This course will introduce modern predictive and learning analytics techniques. The main emphasis will be on the applied aspects of these techniques with programming in the R language (an open source software that has gained tremendous popularity recently). Each lecture is designed to introduce new methods followed by real data applications from various applied fields (marketing, operations, finance, economics, and sports analytics). In introducing these predictive analytics tools, the course will feature discussions on four broadly defined areas of focus: 1) finding the most appropriate model that best represents the data, 2) selecting the optimal set of predictors, 3) reducing the dimension of data and dealing with correlated predictors, 4) improving prediction performance.
Today’s businesses collect and analyze large sets of data in almost every field imaginable. Most of these companies are interested in hiring candidates who are “data” savvy. There are many questions that needs to be answered by these companies, examples include questions like
- Which set of characteristics help us determine if a customer will purchase a product?
- Given that a person likes movie X, what are the chances he/she will also like movie Y?
- What is the likelihood that a stock will go up given its past performance?
- What are the chances a sports team will win a given game?
- How do we classify customers into groups?
- What is probability that a customer will default on their mortgage?
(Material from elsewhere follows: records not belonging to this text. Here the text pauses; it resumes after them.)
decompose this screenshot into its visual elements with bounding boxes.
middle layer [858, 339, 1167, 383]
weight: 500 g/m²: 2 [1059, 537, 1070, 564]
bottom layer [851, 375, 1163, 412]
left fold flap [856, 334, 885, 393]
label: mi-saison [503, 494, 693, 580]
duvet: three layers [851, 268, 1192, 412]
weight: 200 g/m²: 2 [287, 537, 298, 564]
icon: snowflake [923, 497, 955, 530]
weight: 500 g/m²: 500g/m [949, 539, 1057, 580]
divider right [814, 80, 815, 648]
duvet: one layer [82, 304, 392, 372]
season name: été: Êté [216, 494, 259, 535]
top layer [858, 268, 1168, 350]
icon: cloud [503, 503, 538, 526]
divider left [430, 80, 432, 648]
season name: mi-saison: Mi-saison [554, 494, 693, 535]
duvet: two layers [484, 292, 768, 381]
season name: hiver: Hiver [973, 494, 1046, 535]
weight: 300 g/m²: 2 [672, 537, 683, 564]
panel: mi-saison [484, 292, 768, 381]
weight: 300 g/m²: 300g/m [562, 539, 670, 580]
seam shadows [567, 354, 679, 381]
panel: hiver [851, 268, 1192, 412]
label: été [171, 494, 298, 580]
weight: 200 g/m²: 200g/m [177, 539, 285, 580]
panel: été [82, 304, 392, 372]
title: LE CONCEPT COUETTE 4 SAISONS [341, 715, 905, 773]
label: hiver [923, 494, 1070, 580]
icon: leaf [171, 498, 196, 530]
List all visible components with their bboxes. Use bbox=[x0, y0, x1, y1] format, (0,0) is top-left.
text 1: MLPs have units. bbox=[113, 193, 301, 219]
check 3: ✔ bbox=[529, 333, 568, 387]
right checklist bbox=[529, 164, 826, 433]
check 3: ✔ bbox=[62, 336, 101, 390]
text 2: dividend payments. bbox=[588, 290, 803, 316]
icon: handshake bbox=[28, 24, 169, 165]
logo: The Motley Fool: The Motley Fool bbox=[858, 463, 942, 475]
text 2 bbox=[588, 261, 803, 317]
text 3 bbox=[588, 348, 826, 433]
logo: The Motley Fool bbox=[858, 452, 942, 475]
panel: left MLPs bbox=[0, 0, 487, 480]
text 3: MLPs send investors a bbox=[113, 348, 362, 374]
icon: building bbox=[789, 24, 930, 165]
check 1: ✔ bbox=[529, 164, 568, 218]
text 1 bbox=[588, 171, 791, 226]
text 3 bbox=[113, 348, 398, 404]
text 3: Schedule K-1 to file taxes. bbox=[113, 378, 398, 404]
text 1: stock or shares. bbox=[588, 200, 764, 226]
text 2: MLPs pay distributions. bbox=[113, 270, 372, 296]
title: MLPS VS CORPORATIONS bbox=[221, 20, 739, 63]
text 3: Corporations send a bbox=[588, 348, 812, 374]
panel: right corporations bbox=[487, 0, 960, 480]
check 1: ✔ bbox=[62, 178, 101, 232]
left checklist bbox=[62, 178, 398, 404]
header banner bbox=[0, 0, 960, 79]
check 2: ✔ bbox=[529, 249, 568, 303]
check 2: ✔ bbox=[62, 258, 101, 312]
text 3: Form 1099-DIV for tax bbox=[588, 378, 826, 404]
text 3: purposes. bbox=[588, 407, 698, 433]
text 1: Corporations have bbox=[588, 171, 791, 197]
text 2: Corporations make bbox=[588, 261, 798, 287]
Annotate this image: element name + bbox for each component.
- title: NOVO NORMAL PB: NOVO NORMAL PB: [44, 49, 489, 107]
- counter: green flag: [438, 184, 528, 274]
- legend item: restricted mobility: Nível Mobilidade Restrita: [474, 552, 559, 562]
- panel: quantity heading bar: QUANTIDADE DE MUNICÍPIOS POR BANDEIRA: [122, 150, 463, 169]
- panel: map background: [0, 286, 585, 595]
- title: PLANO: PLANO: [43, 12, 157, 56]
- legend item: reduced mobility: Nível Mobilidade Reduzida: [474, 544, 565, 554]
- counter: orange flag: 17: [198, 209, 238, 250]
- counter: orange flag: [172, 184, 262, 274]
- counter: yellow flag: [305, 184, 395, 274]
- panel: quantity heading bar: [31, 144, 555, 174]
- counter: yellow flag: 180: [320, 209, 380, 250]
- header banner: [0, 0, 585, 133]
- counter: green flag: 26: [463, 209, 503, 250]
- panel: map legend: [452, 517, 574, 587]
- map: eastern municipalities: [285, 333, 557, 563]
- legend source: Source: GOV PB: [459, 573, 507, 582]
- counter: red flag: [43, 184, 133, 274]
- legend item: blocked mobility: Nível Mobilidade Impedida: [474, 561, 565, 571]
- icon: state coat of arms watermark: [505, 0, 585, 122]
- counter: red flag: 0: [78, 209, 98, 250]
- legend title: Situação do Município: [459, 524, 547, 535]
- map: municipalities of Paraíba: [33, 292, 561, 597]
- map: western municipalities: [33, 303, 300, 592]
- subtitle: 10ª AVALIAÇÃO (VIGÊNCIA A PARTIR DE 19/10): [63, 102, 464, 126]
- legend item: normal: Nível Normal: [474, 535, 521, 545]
A summary of topics that will be covered in the course is as follows: linear and non-linear regression analysis (ridge, Lasso, K-nearest neighbor, non-linear splines, neural networks), classification methods (logistic regression, linear discriminant analysis, support vector machines), tree based methods (regression/classification trees, bagging, boosting, random forests), unsupervised learning methods (principle components analysis, k-means clustering, hierarchical clustering).
Upon successful completion of this course, students will be able to 1) identify the most appropriate methodology in analyzing data for both prediction and explanatory purposes, 2) run the relevant models in R, and 3) interpret the outputs.